Ich war mit einigen Sätzen unter der Autobahn an der Mauer, als die Detonationen kamen. Zum Glück sind die Dinger nur ins Feld gegangen, links hinterm Bahnhof, ich hatte in der Wohnung nur Staub und Mauerkalk zu fegen, die Fenster waren alle offen – aber was hätten sie, etwas näher, unter all den Menschen auf der Strasse angerichtet! Die haben so schon wieder fürchterlich geschrieen, als ob sie die Splitter schon im Leib hätten. Ich kann dieses wilde Schreien ja nicht verstehen – das wirkt auf mich härter als die Bomben, und seit diesen beiden Malheurabenden gruselt’s mich einigermaßen vor dem Alarm, was ich bisher nicht gekannt habe. Jetzt gerät übrigens auch Berlin in Angst, man hört von

allgemeinem Flüchten. Schrecklich – wenn dies alles doch nur endlich aufhören würde.

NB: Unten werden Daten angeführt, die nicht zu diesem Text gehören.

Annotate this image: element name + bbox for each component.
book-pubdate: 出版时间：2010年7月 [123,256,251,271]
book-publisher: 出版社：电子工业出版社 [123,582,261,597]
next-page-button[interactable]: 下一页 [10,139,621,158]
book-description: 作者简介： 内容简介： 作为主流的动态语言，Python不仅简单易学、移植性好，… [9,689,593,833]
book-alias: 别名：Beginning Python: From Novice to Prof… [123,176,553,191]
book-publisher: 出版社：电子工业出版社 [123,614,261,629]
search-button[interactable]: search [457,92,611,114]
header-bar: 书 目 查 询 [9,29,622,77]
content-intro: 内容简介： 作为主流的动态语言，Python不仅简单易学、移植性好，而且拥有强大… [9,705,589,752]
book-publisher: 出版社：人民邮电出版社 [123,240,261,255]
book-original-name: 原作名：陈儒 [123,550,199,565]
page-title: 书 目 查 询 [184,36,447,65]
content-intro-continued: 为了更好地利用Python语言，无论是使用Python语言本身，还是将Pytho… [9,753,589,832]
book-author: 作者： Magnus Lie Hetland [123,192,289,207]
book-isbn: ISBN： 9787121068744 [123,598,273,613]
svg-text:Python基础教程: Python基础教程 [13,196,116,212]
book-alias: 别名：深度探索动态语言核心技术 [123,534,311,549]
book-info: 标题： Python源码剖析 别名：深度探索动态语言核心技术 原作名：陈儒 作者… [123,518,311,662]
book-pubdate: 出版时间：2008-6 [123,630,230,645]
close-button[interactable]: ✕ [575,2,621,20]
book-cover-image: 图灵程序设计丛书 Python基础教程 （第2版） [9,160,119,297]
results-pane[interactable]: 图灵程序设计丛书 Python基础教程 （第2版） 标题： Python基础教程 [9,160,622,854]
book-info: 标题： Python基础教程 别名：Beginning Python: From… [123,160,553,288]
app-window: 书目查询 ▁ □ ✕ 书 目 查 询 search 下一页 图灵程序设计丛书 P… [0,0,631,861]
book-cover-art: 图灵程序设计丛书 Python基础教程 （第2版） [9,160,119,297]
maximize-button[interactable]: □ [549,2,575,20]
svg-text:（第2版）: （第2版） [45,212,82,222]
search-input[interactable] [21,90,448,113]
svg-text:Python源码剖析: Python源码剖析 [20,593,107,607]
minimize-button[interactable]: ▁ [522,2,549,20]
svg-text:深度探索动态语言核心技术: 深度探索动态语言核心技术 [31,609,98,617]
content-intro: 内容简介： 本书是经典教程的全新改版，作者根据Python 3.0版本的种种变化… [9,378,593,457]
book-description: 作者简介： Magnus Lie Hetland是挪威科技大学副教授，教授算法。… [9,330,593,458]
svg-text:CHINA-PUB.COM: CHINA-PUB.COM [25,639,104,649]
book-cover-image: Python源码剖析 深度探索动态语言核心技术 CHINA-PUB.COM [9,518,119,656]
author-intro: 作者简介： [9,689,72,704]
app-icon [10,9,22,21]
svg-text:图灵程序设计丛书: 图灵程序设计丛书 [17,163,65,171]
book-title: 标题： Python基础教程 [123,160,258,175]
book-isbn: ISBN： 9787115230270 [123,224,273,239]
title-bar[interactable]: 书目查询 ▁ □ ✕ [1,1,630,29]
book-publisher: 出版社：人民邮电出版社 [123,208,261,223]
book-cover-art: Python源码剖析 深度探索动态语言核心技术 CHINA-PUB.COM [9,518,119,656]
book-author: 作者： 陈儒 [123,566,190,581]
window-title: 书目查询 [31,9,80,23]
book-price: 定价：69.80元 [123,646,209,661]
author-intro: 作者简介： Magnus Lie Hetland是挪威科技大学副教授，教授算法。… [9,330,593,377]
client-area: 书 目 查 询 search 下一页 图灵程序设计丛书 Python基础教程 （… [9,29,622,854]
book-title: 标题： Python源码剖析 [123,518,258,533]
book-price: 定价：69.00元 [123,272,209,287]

Man weiß wieder kaum, was man von den augenblicklichen Nachrichten halten soll; sie rufen: Sieg, und wie schlimm es eigentlich steht, das sieht man nur aus kurzen Nebensätzen, deren Sinn einem oft erst aufgeht, wenn man schon weitergelesen hat. - Ich studiere die Russlandkarte und möchte gerne wissen, wo Du bist lieber Theo – Du musst mir immer den Ort schreiben, ich kann mich gar nicht mehr auf den Namen besinnen. Wenn ich doch nur schon eine Nachricht von Dir hätte! Ich bin dabei, das versprochene Paketchen für Dich vorzubereiten, und an meinem nächsten freien Tag soll es auf den Weg kommen. Heute schicke ich Dir ein

hübsches Bild aus dem „Stadtanzeiger“, mit dem netten Aufsatz dazu, der einem den alten Stadtwinkel so deutlich vor Augen bringt. Einmal bin ich dort bewegt und begeistert gegangen - es tut doch weh, das dies alles nun unwiederbringlich verloren ist.

Lieber Theo, ich hoffe, dass es Dir recht, recht gut geht, und dass Du glücklich bist – vergiss nur nicht, mir von allem zu erzählen.

Es grüßt Dich herzlichst
Deine Röschen

Es handelte sich um den 29. Geburtstag von Theo Hoffmann.